Friday, 25 July 2008
ANTI HABIBIE
Pada suatu siang, di awal tahun 2000 di lobby Hotel Novotel Batam, aku bertemu secara aneh dengan Bill Saragih, musisi jazz senior Indonesia. Awalnya aku janjian dengan musisi Idhang Rasyidi untuk wawancara yang akan kutulis di koran tempat aku bekerja.
Saat kami tengah duduk-duduk menunggu Idhang, tiba-tiba tanpa kuduga muncul musisi jazz senior, Bill Saragih, yang langsung menyapaku dan duduk di kursi kosong di hadapanku. Tentu saja aku terkejut setengah mati karena kami tidak pernah membuat janji sebelumnya untuk ketemu. Memang pada malam sebelumnya kami sempat bertemu, namun tidak sempat berkenalan, apalagi ngobrol banyak.
Namun hanya sebentar aku terbengong-bengong karena segera sadar apa yang menjadi penyebab terjadinya pertemuan tak terduga ini. “Ini pasti kerjaan Idhang,” kataku dalam hati. Memang Idhang adalah seorang selebritis yang mempunyai selera humor yang tinggi. Setiap ngobrol dengan anak-anak Batam Jazz Forum, ia suka menceritakan kejadian-kejadian lucu yang dialaminya bersama rekan-rekan sesama musisi jazz. Tapi tentu saja aku gembira sekali bisa bertemu dengan salah satu musisi besar Indonesia. Dan bukan Bill Saragih namanya kalau tidak bisa mencairkan suasana saat aku dilanda kegugupan mengalami kejadian yang tak terduga itu. Hanya dengan beberapa saat saja kami sudah langsung terbawa dalam suasana akrab.
Tanpa sempat aku mengajukan satu pertanyaanpun, Bill sudah banyak bercerita tentang berbagai hal, tidak saja masalah musik jazz di Indonesia, namun juga masalah politik hingga masalah pribadinya.

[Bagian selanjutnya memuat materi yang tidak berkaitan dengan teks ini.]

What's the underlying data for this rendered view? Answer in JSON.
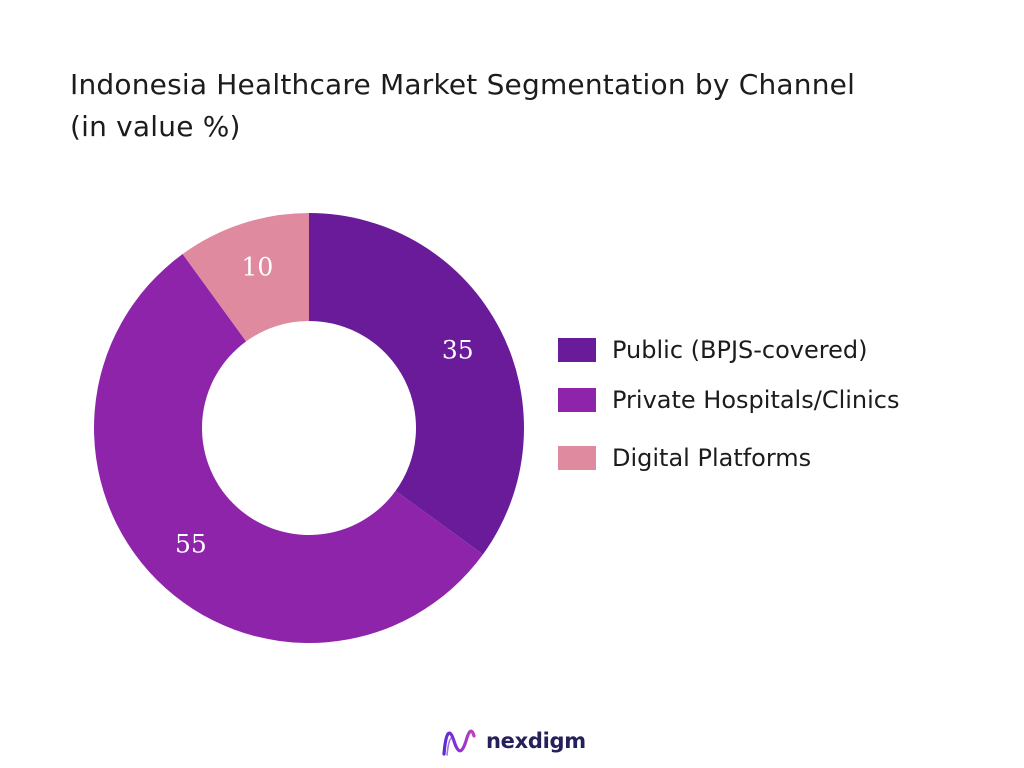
{
  "chart_data": {
    "type": "pie",
    "title": "Indonesia Healthcare Market Segmentation by Channel (in value %)",
    "style": "donut",
    "legend_position": "right",
    "categories": [
      "Public (BPJS-covered)",
      "Private Hospitals/Clinics",
      "Digital Platforms"
    ],
    "values": [
      35,
      55,
      10
    ],
    "data_labels": [
      "35",
      "55",
      "10"
    ],
    "colors": [
      "#6a1b9a",
      "#8e24aa",
      "#e08aa0"
    ]
  },
  "brand": {
    "name": "nexdigm"
  }
}
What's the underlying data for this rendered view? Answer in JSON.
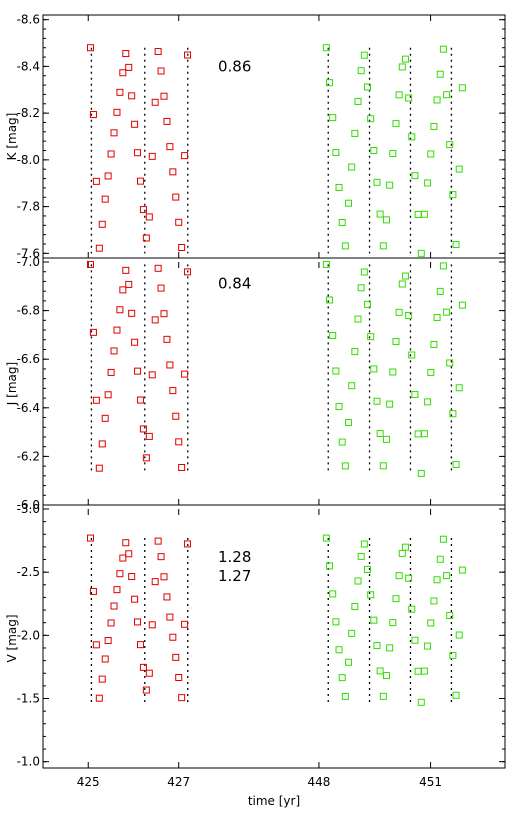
{
  "chart_data": {
    "type": "scatter",
    "xlabel": "time [yr]",
    "x_ticks": [
      {
        "label": "425",
        "x": 425
      },
      {
        "label": "427",
        "x": 427
      },
      {
        "label": "448",
        "x": 448
      },
      {
        "label": "451",
        "x": 451
      }
    ],
    "colors": {
      "red": "#e00000",
      "green": "#33dd00",
      "grid": "#000000"
    },
    "panels": [
      {
        "id": "K",
        "ylabel": "K [mag]",
        "ylim": [
          -7.58,
          -8.62
        ],
        "yticks": [
          -8.6,
          -8.4,
          -8.2,
          -8.0,
          -7.8,
          -7.6
        ],
        "ytick_labels": [
          "-8.6",
          "-8.4",
          "-8.2",
          "-8.0",
          "-7.8",
          "-7.6"
        ],
        "bottom": -7.6,
        "top": -8.48,
        "annotations": [
          "0.86"
        ]
      },
      {
        "id": "J",
        "ylabel": "J [mag]",
        "ylim": [
          -6.0,
          -7.0
        ],
        "yticks": [
          -7.0,
          -6.8,
          -6.6,
          -6.4,
          -6.2,
          -6.0
        ],
        "ytick_labels": [
          "-7.0",
          "-6.8",
          "-6.6",
          "-6.4",
          "-6.2",
          "-6.0"
        ],
        "bottom": -6.13,
        "top": -6.99,
        "annotations": [
          "0.84"
        ]
      },
      {
        "id": "V",
        "ylabel": "V [mag]",
        "ylim": [
          -0.95,
          -3.0
        ],
        "yticks": [
          -3.0,
          -2.5,
          -2.0,
          -1.5,
          -1.0
        ],
        "ytick_labels": [
          "-3.0",
          "-2.5",
          "-2.0",
          "-1.5",
          "-1.0"
        ],
        "bottom": -1.47,
        "top": -2.77,
        "annotations": [
          "1.28",
          "1.27"
        ]
      }
    ]
  }
}
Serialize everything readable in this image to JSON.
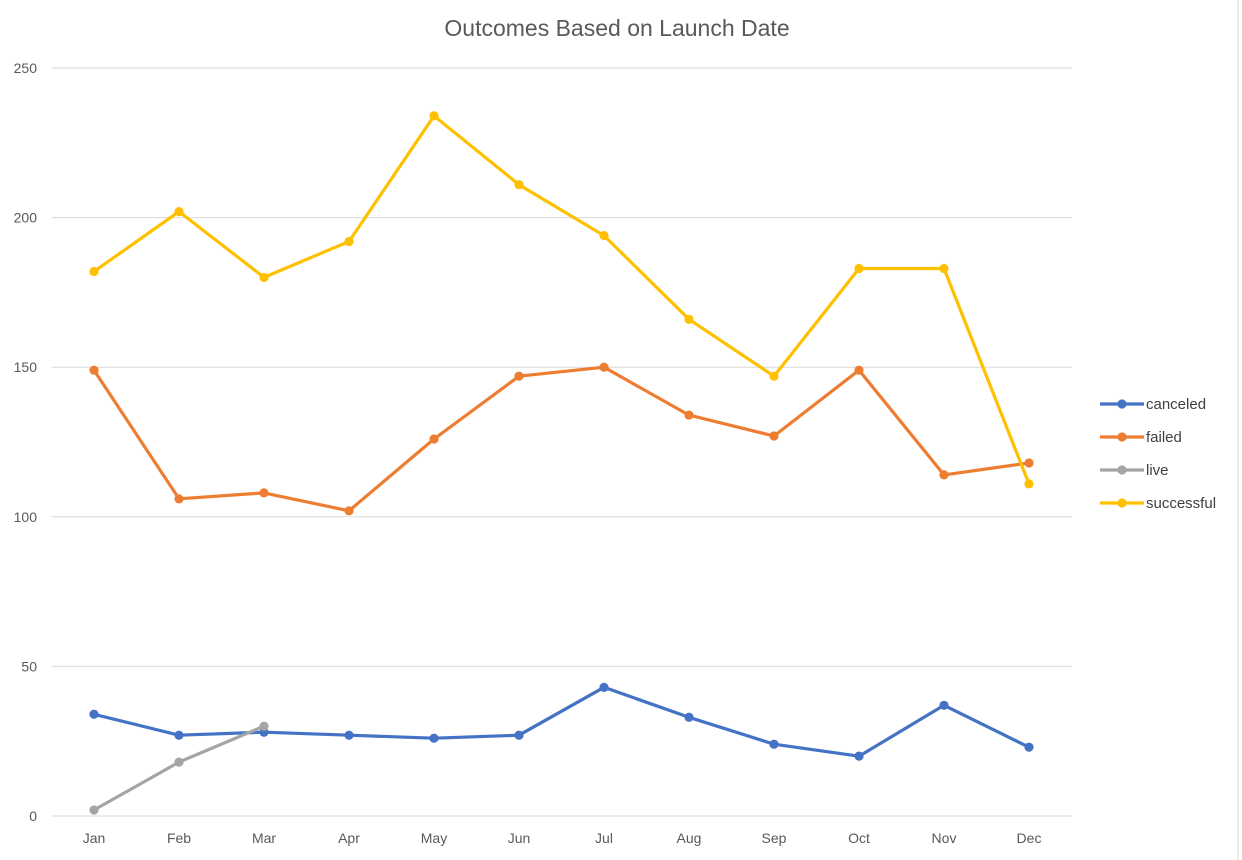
{
  "chart_data": {
    "type": "line",
    "title": "Outcomes Based on Launch Date",
    "xlabel": "",
    "ylabel": "",
    "categories": [
      "Jan",
      "Feb",
      "Mar",
      "Apr",
      "May",
      "Jun",
      "Jul",
      "Aug",
      "Sep",
      "Oct",
      "Nov",
      "Dec"
    ],
    "ylim": [
      0,
      250
    ],
    "yticks": [
      "0",
      "50",
      "100",
      "150",
      "200",
      "250"
    ],
    "grid": true,
    "legend": "right",
    "series": [
      {
        "name": "canceled",
        "color": "#4472c4",
        "values": [
          34,
          27,
          28,
          27,
          26,
          27,
          43,
          33,
          24,
          20,
          37,
          23
        ]
      },
      {
        "name": "failed",
        "color": "#ed7d31",
        "values": [
          149,
          106,
          108,
          102,
          126,
          147,
          150,
          134,
          127,
          149,
          114,
          118
        ]
      },
      {
        "name": "live",
        "color": "#a5a5a5",
        "values": [
          2,
          18,
          30,
          null,
          null,
          null,
          null,
          null,
          null,
          null,
          null,
          null
        ]
      },
      {
        "name": "successful",
        "color": "#ffc000",
        "values": [
          182,
          202,
          180,
          192,
          234,
          211,
          194,
          166,
          147,
          183,
          183,
          111
        ]
      }
    ]
  }
}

Dengan bangganya ia bercerita tentang latar belakangnya sebagai bangsawan Batak yang karena kerusuhan sosial pasca Perang Kemerdekaan di Sumatera Utara, harus kehilangan segalanya. Dengan modal nekad ia merantau ke berbagai penjuru dunia hingga akhirnya berhasil menjadi seorang tokoh musisi jazz kenamaan.
“Saya satu-satunya orang Indonesia yang fotonya pernah muncul di halaman satu USA Today (koran dengan tiras terbesar di Amerika, pen),” ungkapnya bangga.

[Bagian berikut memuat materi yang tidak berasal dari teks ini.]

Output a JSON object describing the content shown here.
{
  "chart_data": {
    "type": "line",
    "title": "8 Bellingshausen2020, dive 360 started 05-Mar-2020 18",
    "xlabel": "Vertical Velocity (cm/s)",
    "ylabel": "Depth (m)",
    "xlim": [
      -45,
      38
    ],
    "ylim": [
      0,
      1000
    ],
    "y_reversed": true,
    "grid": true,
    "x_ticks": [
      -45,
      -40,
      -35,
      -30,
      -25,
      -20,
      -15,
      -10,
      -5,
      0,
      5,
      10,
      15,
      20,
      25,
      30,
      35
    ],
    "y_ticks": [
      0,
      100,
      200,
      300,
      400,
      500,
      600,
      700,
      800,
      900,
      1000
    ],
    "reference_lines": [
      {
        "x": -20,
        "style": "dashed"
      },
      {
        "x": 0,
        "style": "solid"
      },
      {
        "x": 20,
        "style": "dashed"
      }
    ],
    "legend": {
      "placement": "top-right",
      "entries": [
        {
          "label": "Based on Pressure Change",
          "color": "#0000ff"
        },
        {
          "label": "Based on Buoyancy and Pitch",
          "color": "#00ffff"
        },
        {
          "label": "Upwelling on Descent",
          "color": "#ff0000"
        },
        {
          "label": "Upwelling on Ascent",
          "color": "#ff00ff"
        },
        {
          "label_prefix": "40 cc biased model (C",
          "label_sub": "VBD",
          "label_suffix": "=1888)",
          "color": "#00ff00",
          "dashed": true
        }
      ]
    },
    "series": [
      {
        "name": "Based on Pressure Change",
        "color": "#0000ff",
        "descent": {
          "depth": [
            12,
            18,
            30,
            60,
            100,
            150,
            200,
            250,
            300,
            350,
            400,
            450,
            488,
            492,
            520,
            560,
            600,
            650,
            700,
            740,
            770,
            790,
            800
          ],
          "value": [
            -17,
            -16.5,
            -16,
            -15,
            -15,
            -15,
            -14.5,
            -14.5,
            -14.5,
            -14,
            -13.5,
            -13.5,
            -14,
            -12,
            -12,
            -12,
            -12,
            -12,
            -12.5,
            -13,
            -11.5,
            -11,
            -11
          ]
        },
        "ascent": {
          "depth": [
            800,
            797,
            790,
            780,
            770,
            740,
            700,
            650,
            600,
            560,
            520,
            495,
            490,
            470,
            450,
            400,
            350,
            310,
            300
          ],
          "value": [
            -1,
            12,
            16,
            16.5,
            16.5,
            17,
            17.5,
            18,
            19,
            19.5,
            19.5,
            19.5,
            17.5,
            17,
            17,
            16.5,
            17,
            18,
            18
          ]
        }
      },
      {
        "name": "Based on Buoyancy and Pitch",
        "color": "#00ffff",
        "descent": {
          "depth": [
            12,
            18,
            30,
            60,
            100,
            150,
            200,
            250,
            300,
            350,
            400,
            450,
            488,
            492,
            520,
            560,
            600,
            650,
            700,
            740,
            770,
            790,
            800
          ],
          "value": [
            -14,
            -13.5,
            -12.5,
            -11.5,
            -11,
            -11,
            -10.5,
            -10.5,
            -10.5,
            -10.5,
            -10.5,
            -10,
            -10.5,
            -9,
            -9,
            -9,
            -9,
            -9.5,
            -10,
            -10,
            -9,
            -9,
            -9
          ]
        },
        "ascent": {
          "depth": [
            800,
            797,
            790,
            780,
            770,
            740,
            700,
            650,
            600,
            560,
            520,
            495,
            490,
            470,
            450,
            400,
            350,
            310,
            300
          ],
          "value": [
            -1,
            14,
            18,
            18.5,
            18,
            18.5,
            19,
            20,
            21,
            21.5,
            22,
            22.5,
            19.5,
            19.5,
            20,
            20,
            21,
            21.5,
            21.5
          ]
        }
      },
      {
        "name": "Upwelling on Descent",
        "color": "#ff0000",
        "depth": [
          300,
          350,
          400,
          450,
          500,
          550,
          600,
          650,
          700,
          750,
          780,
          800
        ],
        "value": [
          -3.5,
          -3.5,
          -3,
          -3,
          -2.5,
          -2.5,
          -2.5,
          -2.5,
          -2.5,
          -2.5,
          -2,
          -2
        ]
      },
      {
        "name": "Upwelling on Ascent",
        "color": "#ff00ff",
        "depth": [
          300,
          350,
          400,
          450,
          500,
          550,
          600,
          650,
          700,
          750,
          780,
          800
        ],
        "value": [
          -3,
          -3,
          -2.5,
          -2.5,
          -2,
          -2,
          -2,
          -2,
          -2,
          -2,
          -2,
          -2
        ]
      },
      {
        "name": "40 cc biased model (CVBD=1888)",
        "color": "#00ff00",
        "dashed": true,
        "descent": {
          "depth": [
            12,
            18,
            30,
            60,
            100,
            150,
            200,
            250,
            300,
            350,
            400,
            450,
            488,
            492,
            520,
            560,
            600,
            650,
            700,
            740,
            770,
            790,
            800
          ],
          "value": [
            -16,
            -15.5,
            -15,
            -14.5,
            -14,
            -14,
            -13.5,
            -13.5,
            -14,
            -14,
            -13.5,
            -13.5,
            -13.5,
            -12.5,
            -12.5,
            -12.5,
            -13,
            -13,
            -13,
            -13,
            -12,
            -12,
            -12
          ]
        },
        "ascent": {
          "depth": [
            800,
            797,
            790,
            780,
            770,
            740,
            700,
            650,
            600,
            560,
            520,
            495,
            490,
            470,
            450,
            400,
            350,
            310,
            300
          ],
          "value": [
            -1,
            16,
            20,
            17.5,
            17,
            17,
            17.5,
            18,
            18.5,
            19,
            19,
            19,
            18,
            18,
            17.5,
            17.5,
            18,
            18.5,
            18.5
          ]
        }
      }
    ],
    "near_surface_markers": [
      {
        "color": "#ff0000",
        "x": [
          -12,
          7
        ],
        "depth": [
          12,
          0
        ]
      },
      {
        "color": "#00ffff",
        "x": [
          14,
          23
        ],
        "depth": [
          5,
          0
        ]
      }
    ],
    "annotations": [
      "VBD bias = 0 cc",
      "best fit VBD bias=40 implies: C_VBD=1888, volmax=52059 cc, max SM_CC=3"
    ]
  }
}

Tanpa terasa hampir dua jam Bill “nyerocos” hingga cerita pun merambat ke bidang politik. “Kenapa sih Habibie lebih suka ke Timur Tengah? Apa sih yang sudah diberikan orang-orang Arab itu? Bandingkan dengan Amerika yang telah banyak membantu kita,” kata Bill suatu ketika.
Habibie saat itu baru beberapa bulan sebelumnya menyerahkan jabatan Presiden kepada Abdurrahman Wahid. Pada saat itu, sebagai seorang liberal, tentu saja aku setuju dengan pandangan negatif Bill terhadap Habibie sebagaimana halnya terhadap orang-orang Arab. Bagiku saat itu, Habibie adalah icon kebangkitan Islam di Indonesia. Dan identik dengan pandanganku terhadap orang-orang Arab, bagiku saat itu Islam adalah “kebodohan”. Aku menganggap Habibie dengan ICMI-nya telah menghambat arah modernisasi Indonesia yang telah berjalan mulus sejak Orde Baru berkuasa. Dan Soeharto, sebagai orang yang telah memberikan kesempatan Habibie untuk berjaya, tentu saja layak dilengserkan.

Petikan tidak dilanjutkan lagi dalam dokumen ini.